Engineering firm Quad Knopf will pay to repair drainage pipe in Kings Lions Park

By Ed Martin, The Leader Editor
This unsightly pipe has kept one of two dog parks closed while city officials and Quad Knopf, the city's engineering firm, decide how to fix it.
This unsightly pipe has kept one of two dog parks closed while city officials and Quad Knopf, the city's engineering firm, decide how to fix it.

A change in the design and construction of an underground drainage pipe in the Kings Lions Park at Highway 198 and 19th Avenue is at the crux of an unsightly 3 to 4-foot drainage pipe emerging from the ground at the east end of the park, where two dog parks are located.

The large pipe was built originally when the park was renovated following the construction of the 19th Avenue overpass. The park was completely remodeled and now hosts a parking lot, bathrooms, two ball fields and two dog parks, separate spaces for large and small dogs. The exposed pipe, clearly visible above the grassy area, is in the middle of the small dog park, and it has been closed for several months while city officials and its civil engineers, from the Visalia engineering firm, Quad Knopf, decided what to do to fix it.

According to Lemoore Public Works Director Nathan Olson, who is relatively new to the public works’ position, the pipe was originally meant to be constructed out of concrete, but somewhere along the line somebody, whether the city or Quad Knopf, may have changed it to plastic.

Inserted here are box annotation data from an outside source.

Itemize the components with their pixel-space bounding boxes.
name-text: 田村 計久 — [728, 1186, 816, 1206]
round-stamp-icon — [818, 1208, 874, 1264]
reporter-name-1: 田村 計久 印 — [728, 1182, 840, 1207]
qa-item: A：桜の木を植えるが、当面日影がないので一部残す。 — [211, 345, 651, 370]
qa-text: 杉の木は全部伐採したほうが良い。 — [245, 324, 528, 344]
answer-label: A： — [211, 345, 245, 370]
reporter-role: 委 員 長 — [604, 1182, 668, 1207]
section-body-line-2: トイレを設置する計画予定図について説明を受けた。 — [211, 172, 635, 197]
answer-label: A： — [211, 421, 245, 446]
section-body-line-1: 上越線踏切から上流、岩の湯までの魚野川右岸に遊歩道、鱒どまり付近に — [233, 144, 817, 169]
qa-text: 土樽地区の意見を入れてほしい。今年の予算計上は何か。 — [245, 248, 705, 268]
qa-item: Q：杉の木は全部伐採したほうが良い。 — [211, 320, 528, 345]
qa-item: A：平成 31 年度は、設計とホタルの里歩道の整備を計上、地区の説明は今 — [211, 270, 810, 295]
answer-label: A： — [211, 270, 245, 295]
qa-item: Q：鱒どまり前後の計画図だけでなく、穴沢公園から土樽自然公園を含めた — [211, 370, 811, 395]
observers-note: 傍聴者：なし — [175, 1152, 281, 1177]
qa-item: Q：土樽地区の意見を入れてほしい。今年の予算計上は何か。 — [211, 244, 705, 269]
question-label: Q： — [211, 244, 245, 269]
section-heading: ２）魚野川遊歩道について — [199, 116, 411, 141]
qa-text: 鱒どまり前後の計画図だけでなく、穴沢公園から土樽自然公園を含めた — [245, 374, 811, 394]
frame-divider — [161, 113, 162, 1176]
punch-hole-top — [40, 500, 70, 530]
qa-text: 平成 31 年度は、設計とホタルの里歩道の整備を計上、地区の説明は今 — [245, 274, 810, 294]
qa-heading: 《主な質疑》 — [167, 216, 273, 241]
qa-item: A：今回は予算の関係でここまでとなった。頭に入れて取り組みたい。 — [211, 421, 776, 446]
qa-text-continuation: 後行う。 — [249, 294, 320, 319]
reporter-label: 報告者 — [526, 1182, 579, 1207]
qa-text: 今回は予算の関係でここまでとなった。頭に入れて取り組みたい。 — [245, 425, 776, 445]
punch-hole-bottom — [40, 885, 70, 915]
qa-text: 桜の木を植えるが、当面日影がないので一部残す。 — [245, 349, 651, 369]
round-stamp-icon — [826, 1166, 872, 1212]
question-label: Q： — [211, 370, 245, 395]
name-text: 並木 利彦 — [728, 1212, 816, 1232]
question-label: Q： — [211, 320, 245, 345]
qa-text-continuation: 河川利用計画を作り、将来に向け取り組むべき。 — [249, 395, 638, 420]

“It was supposed to (built) of concrete,” said Olson. “But somewhere along the line somebody changed it.” Neither Olson or the firm that engineered the pipe knows how the change came about. “The original “specs” called for a concrete (pipe),” he said.

“I have nothing from the city that we changed it, and I don’t have anything from Quad Knopf that they changed it,” he said.

Olson said that Quad Knopf has agreed to pay the cost of repairing the pipe. “Quad is making the adjustments at their own expense. They will get back to me for a date to fix it.”

Olson said the pipe is a drain line that removes water from the park and expels the water via an outlet in the parking lot, another issue that Olson says Quad Knopf will remedy. “That’s part of their job to make sure we don’t have a problem,” he said.

Apparently, plastic tends to float, hence in that part of the park, with some unique features, the pipe broke through the surface and has been exposed for several months. It’s not the first time it happened, according to the city’s part-time engineer, Rick Joyner, who works for Quad Knopf. “It came up previously,” he said, “and then we fixed it, and then it came up again.”

It’s been 8 or 9 months since it came up he said.

Joyner said his firm will cover the cost of the repair and Quad Knopf currently has bids out to construction forms to fix the pipe by encasing it in concrete and plastic. Only the exposed part of the pipe will be fixed.

“We’re going to take care of the one portion that’s in the dog park,” he said. “We will encase it in plastic and concrete.”